Una versione confermata a mezzo stampa anche dal responsabile per l'Italia di Rothschild, Alessandro Daffina, advisor di Santander per quella cessione, sentito ieri in mattinata dai pm senesi, che gli hanno fatto presente di non aver gradito quelle interviste. Fu proprio Daffina – l'ha raccontato agli inquirenti lui stesso sin dalla prima volta che è stato sentito, il 9 marzo del 2012 - a ricevere da Botin, ad agosto del 2007, l'incarico di cercare soggetti interessati a rilevare la banca veneta, ponendo come requisito il «no» alla due diligence. Fu sempre lui a ottobre a dettare all'ex presidente di Mps, Giuseppe Mussari, una bozza di lettera da spedire a Botin per manifestare il proprio interesse al deal.
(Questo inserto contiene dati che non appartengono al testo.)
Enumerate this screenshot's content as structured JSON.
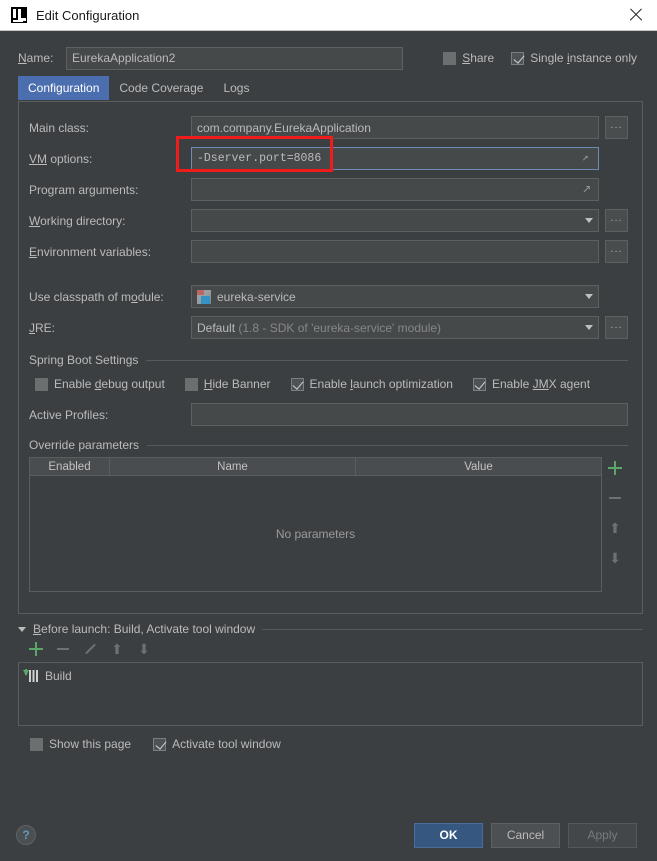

Vigni, intanto, con le sue dichiarazioni sta guidando gli inquirenti nei meandri dell'indagine, sia sul fronte Antonveneta che su quello delle spericolate operazioni finanziarie: era presente anche lui alla famosa conference call con i vertici di Nomura. L'ex direttore – che nel 2009 incassò un bonus di 900mila euro, e al momento di lasciare Mps ha percepito 5 milioni di buonuscita - ha ribadito la «correttezza» del suo operato come numero due di Mps, restringendo i confini del suo ruolo. Insomma, sulla tolda di comando – è il messaggio di Vigni – c'era Mussari.

Che a inizio settimana arriverà in procura per essere interrogato quando il suo ex vice ha già riversato ai pm 16 lunghe ore delle sue verità.